The Food and Drug Administration (FDA) has approved the first intentional genomic alteration (IGA) of domestic pigs, known as GalSafe pigs, to be used for human consumption or therapeutic purposes. The IGA was approved as an effort to eliminate alpha-gal sugar on the surface of the pigs’ cells, so individuals with Alpha-gal syndrome (AGS) can avoid allergic reactions when eating red meat. Research has shown GalSafe pigs may also act as a source of porcine-based components to produce medications free of alpha-gal sugar (such as the blood-thinning drug heparin). Pig cells could curtail human rejection of xenotransplants.
AGS, a recently identified type of food allergy to red meat, usually manifests after a Lone Star tick bite. It diffuses alpha-gal sugar into the person’s body, and this causes an auto-immune response leading to an allergic reaction.
“Today’s first ever approval of an animal biotechnology product for both food and as a potential source for biomedical use represents a tremendous milestone for scientific innovation,” said FDA Commissioner Stephen M. Hahn, M.D. “As part of our public health mission, the FDA strongly supports advancing innovative animal biotechnology products that are safe for animals, safe for people, and achieve their intended results.
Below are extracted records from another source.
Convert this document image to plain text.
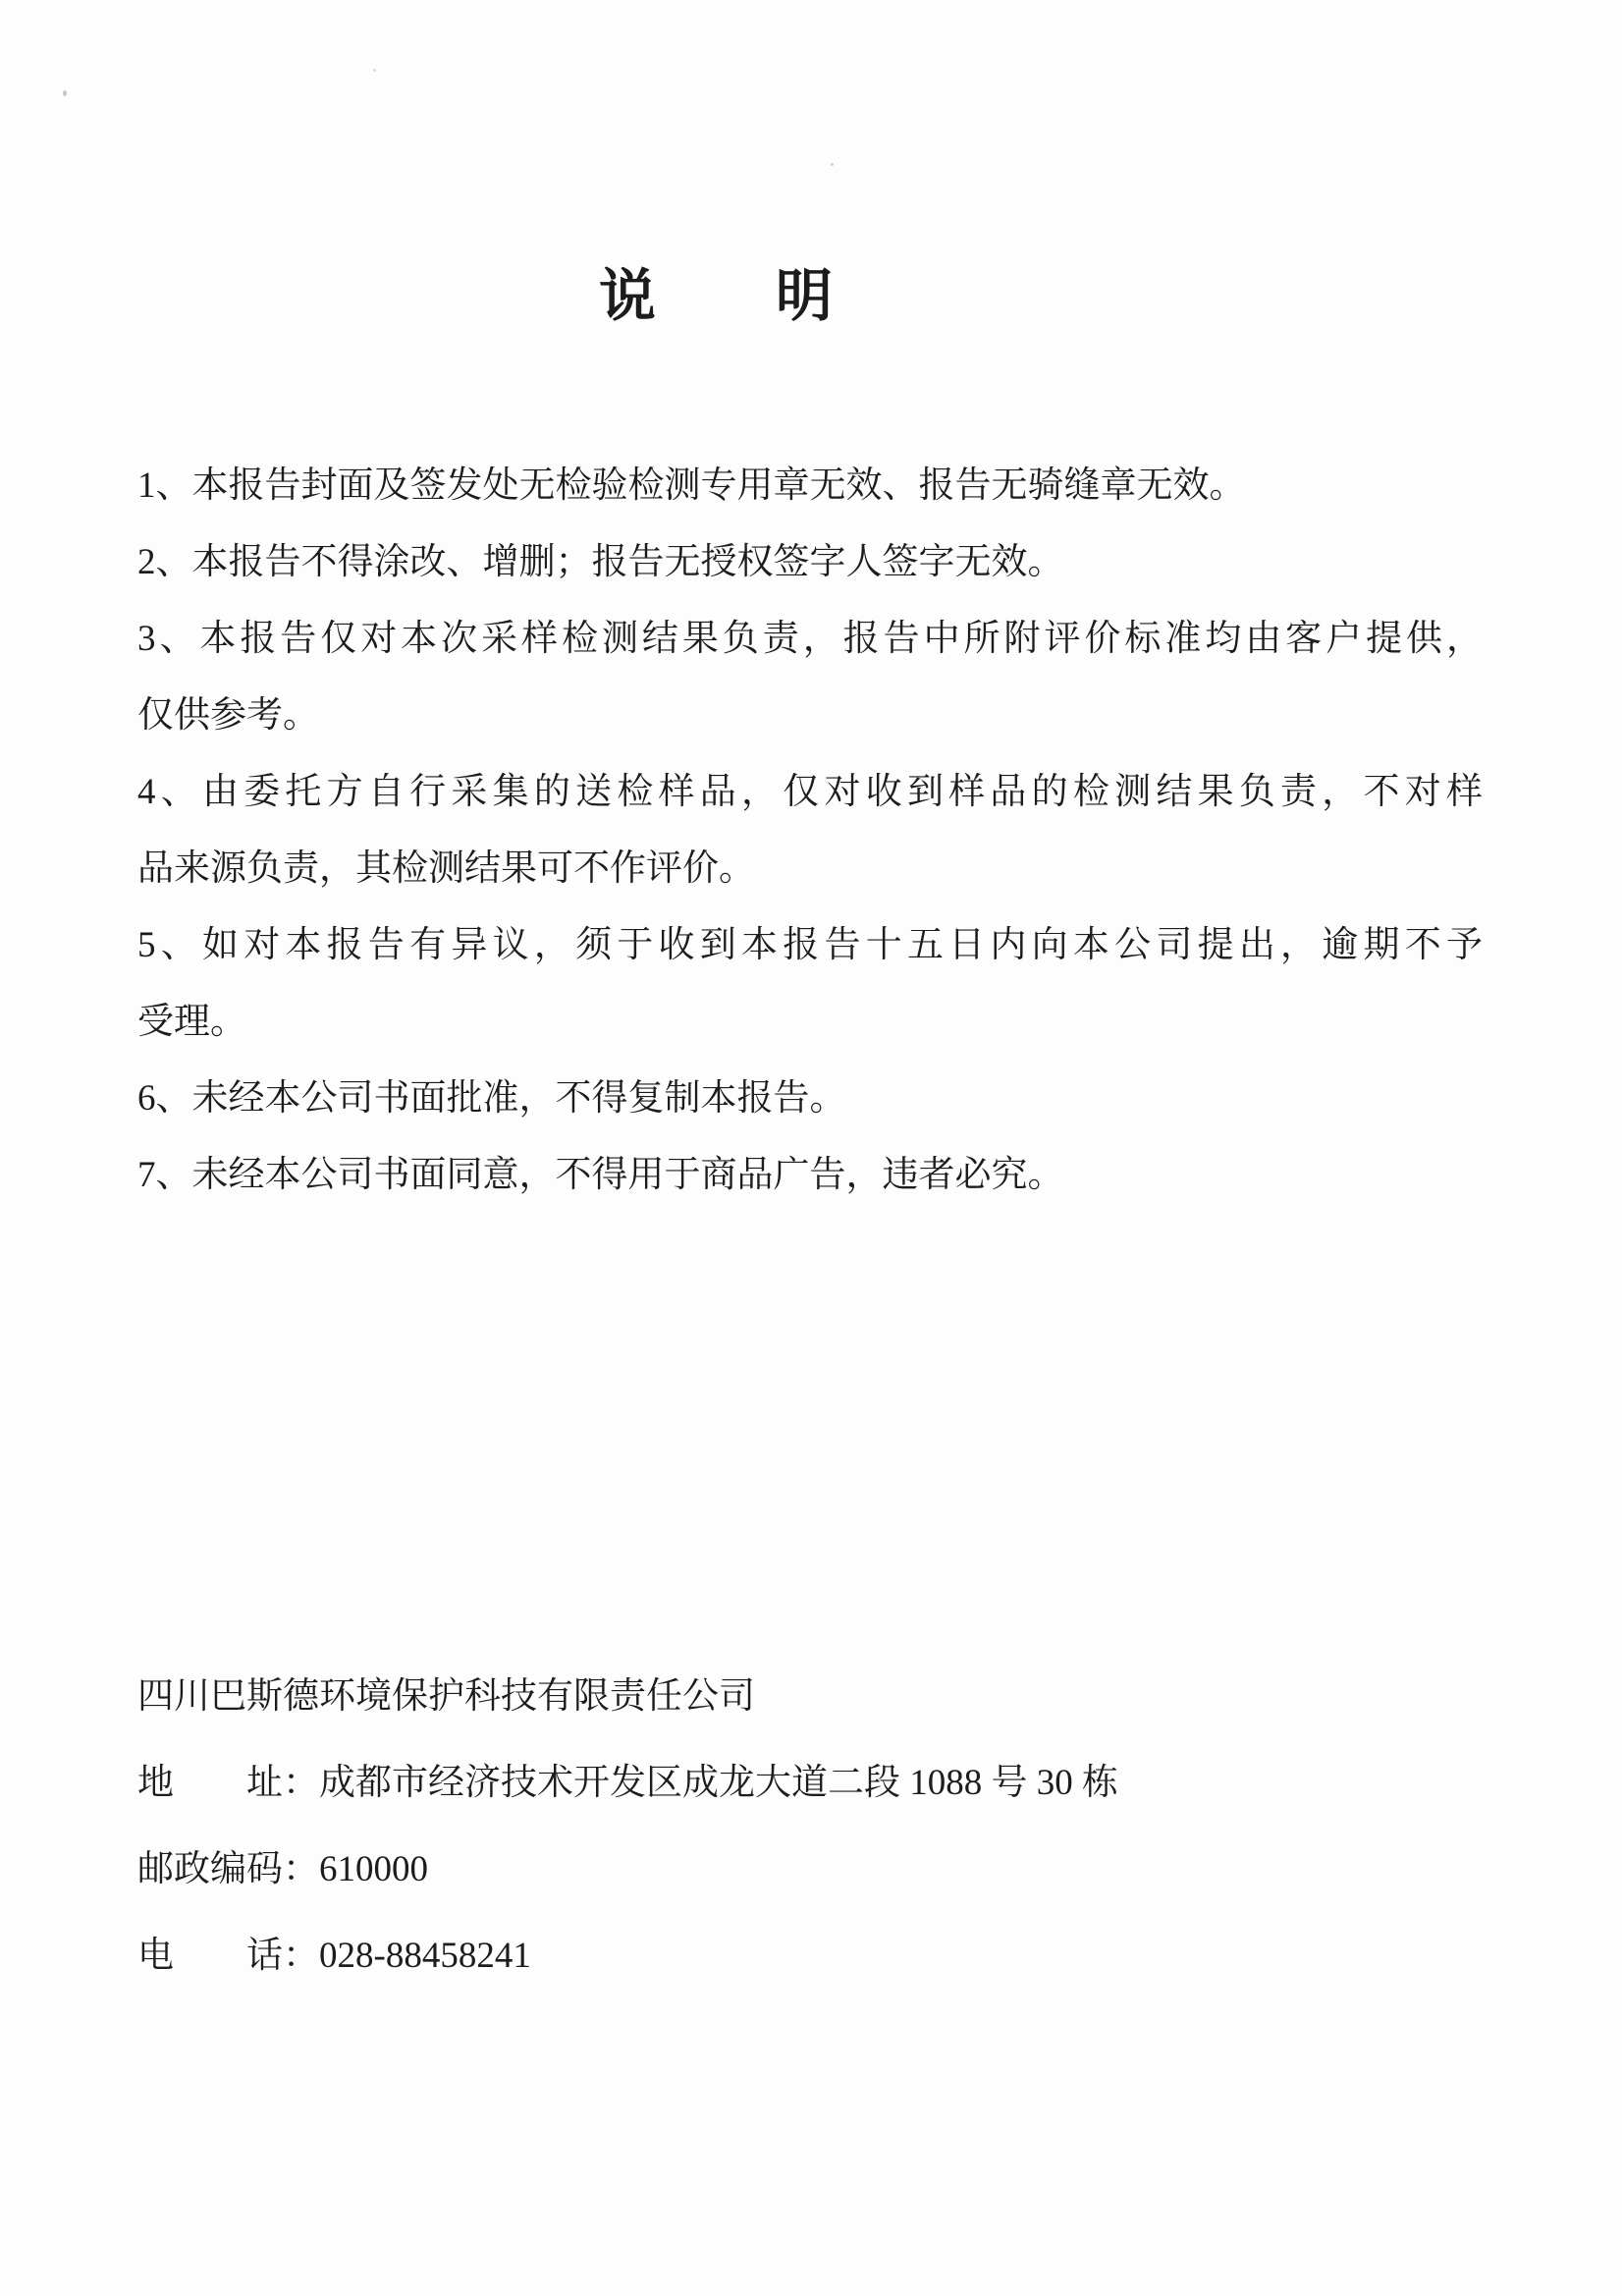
说　　明
1、本报告封面及签发处无检验检测专用章无效、报告无骑缝章无效。
2、本报告不得涂改、增删；报告无授权签字人签字无效。
3、本报告仅对本次采样检测结果负责，报告中所附评价标准均由客户提供，
仅供参考。
4、由委托方自行采集的送检样品，仅对收到样品的检测结果负责，不对样
品来源负责，其检测结果可不作评价。
5、如对本报告有异议，须于收到本报告十五日内向本公司提出，逾期不予
受理。
6、未经本公司书面批准，不得复制本报告。
7、未经本公司书面同意，不得用于商品广告，违者必究。

四川巴斯德环境保护科技有限责任公司

地　　址：成都市经济技术开发区成龙大道二段 1088 号 30 栋

邮政编码：610000

电　　话：028-88458241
Today’s action underscores the success of the FDA in modernizing our scientific processes to optimize a risk-based approach that advances cutting-edge innovations in which consumers can have confidence.”
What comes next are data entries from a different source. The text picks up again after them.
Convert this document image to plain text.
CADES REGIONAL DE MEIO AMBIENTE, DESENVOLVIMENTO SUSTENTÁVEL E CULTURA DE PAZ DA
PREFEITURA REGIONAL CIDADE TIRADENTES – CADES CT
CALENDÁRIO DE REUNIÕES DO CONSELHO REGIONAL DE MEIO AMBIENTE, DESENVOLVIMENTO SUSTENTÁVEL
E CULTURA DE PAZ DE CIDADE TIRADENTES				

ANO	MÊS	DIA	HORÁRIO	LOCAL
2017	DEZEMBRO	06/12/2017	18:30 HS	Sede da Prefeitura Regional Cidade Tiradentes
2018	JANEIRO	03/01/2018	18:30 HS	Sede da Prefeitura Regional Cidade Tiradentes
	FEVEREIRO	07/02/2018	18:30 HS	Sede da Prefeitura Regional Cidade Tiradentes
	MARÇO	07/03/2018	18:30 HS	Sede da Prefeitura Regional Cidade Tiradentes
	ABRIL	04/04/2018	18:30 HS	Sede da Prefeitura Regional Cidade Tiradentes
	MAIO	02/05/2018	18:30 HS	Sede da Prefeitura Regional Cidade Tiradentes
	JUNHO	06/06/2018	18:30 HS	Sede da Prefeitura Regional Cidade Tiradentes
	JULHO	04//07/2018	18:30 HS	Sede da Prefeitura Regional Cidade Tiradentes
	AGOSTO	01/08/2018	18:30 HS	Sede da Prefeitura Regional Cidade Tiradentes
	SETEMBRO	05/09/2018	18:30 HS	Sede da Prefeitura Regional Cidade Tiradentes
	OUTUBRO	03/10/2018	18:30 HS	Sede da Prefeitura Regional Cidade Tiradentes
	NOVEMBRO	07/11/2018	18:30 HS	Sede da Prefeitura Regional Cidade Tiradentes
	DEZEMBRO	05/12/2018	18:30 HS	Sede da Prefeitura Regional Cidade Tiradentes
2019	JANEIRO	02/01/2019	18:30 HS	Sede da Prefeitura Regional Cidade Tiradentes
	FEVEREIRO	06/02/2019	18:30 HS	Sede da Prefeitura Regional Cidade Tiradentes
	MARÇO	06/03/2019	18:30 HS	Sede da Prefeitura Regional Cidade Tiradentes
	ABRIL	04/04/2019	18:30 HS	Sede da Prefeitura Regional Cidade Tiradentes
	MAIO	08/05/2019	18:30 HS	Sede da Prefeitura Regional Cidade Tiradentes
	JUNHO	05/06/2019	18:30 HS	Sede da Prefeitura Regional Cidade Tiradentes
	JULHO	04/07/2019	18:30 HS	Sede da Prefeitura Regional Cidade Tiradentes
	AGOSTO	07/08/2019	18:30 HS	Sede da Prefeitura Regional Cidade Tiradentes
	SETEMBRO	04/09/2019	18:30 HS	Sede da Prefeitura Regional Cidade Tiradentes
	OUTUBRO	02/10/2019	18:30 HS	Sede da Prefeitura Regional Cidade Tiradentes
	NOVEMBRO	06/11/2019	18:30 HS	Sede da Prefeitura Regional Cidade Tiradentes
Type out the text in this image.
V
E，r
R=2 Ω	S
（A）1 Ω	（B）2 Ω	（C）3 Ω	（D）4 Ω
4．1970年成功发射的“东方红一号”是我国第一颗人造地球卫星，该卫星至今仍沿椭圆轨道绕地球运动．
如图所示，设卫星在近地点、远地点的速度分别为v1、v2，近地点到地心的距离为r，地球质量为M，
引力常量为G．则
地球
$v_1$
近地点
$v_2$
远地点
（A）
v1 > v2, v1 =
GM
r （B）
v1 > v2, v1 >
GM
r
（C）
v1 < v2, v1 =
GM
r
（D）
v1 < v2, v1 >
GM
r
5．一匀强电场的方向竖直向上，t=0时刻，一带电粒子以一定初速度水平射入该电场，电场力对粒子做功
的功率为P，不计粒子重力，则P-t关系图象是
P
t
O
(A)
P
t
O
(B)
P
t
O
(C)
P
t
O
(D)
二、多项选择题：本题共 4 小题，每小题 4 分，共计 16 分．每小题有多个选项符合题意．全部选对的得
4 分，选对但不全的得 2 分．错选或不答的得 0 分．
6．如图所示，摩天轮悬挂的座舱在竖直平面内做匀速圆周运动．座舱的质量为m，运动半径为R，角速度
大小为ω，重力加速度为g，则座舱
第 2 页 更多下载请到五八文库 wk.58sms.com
Performing laboratory experiments, the federal agency found food from GalSafe pigs is safe for most individuals to eat. Its review also “focused on ensuring the effectiveness of the IGA through the evaluation of data demonstrating that there is no detectable level of alpha-gal sugar across multiple generations of GalSafe pigs,” according to the FDA’s announcement.
“The FDA is committed to continuing its close work with developers to facilitate safe advancements of animal biotechnology. Our Veterinary Innovation Program focuses on providing greater certainty in the regulatory process, encouraging development and research of innovative public health products, as well as supporting an efficient and predictable pathway to the approval of IGAs in animals,” said Steven M. Solomon, D.V.M., M.P.H., director of the FDA’s Center for Veterinary Medicine. “The developer of GalSafe pigs participated in this program, proving the impact of this important FDA initiative. We look forward to continued work with other developers to evaluate the safety and effectiveness of additional innovative animal biotechnology products.”
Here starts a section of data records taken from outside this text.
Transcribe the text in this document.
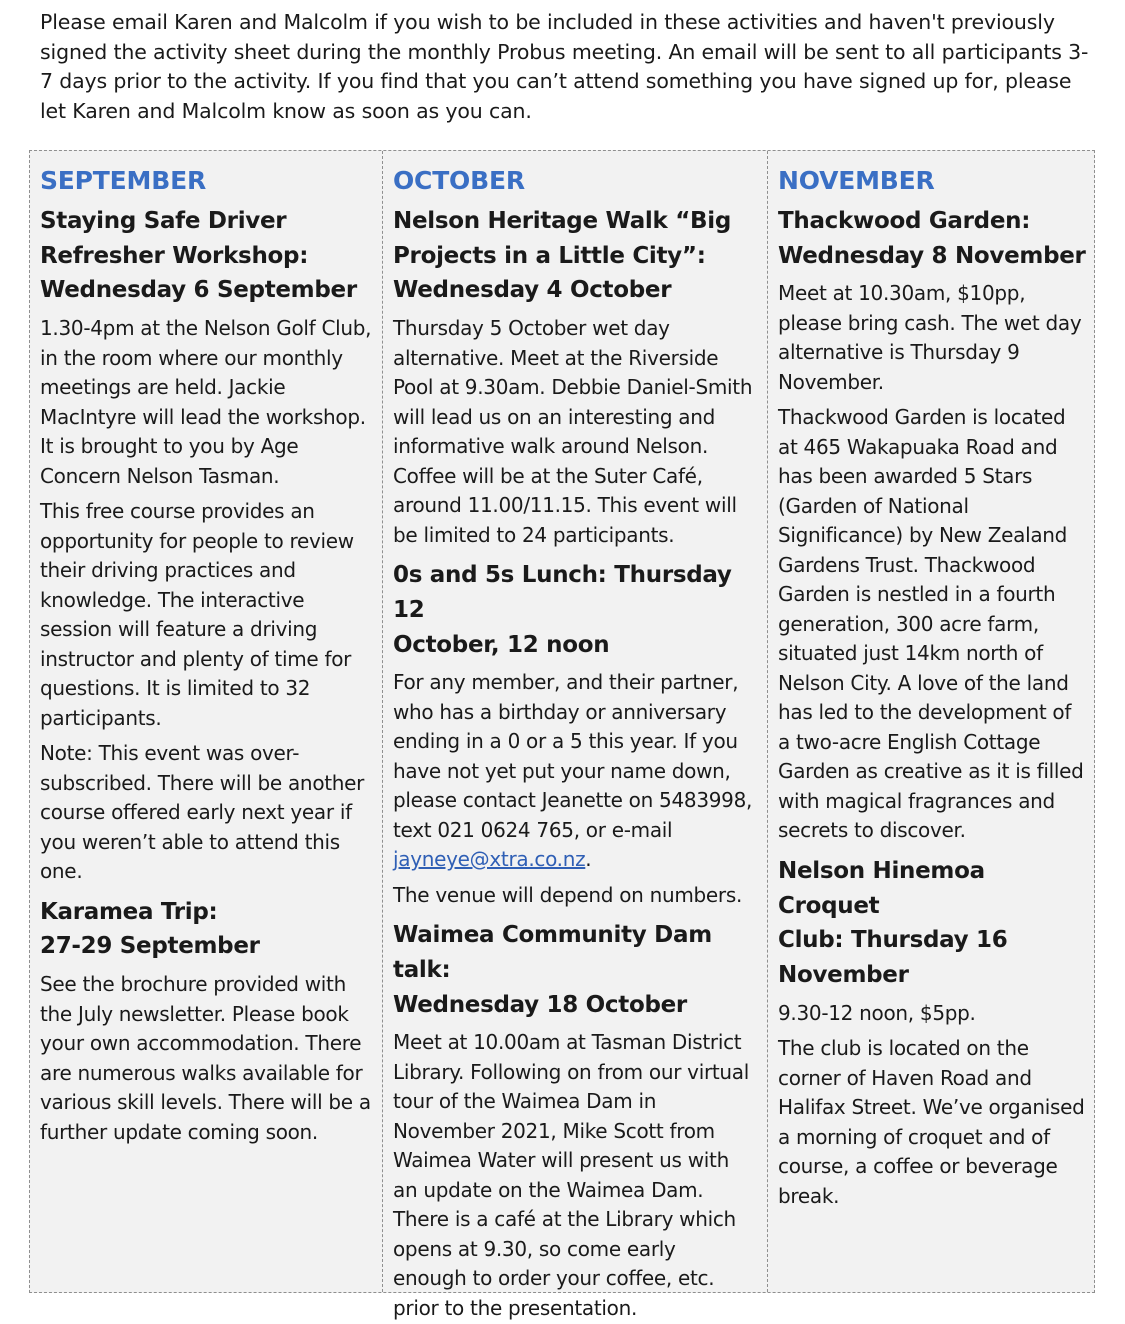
Please email Karen and Malcolm if you wish to be included in these activities and haven't previously signed the activity sheet during the monthly Probus meeting. An email will be sent to all participants 3-7 days prior to the activity. If you find that you can’t attend something you have signed up for, please let Karen and Malcolm know as soon as you can.

SEPTEMBER
Staying Safe Driver
Refresher Workshop:
Wednesday 6 September

1.30-4pm at the Nelson Golf Club, in the room where our monthly meetings are held. Jackie MacIntyre will lead the workshop. It is brought to you by Age Concern Nelson Tasman.

This free course provides an opportunity for people to review their driving practices and knowledge. The interactive session will feature a driving instructor and plenty of time for questions. It is limited to 32 participants.

Note: This event was over-subscribed. There will be another course offered early next year if you weren’t able to attend this one.

Karamea Trip:
27-29 September

See the brochure provided with the July newsletter. Please book your own accommodation. There are numerous walks available for various skill levels. There will be a further update coming soon.

OCTOBER
Nelson Heritage Walk “Big
Projects in a Little City”:
Wednesday 4 October

Thursday 5 October wet day alternative. Meet at the Riverside Pool at 9.30am. Debbie Daniel-Smith will lead us on an interesting and informative walk around Nelson. Coffee will be at the Suter Café, around 11.00/11.15. This event will be limited to 24 participants.

0s and 5s Lunch: Thursday 12
October, 12 noon

For any member, and their partner, who has a birthday or anniversary ending in a 0 or a 5 this year. If you have not yet put your name down, please contact Jeanette on 5483998, text 021 0624 765, or e-mail jayneye@xtra.co.nz.

The venue will depend on numbers.

Waimea Community Dam talk:
Wednesday 18 October

Meet at 10.00am at Tasman District Library. Following on from our virtual tour of the Waimea Dam in November 2021, Mike Scott from Waimea Water will present us with an update on the Waimea Dam. There is a café at the Library which opens at 9.30, so come early enough to order your coffee, etc. prior to the presentation.

NOVEMBER
Thackwood Garden:
Wednesday 8 November

Meet at 10.30am, $10pp, please bring cash. The wet day alternative is Thursday 9 November.

Thackwood Garden is located at 465 Wakapuaka Road and has been awarded 5 Stars (Garden of National Significance) by New Zealand Gardens Trust. Thackwood Garden is nestled in a fourth generation, 300 acre farm, situated just 14km north of Nelson City. A love of the land has led to the development of a two-acre English Cottage Garden as creative as it is filled with magical fragrances and secrets to discover.

Nelson Hinemoa Croquet
Club: Thursday 16
November

9.30-12 noon, $5pp.

The club is located on the corner of Haven Road and Halifax Street. We’ve organised a morning of croquet and of course, a coffee or beverage break.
This type of livestock was chosen over standard pigs because they strictly regulated. The FDA concluded “the microbial food safety risk is low and is mitigated by the low number of GalSafe pigs entering the food supply and the ongoing surveillance for antimicrobial resistance, among other factors,” according to the agency’s report. An approval was granted to product developer Revivicor Inc., and the company said it will sell the pig meat by mail order, rather than in grocery stores, in order to avoid any cross-contamination, which could impact individuals with severe allergies.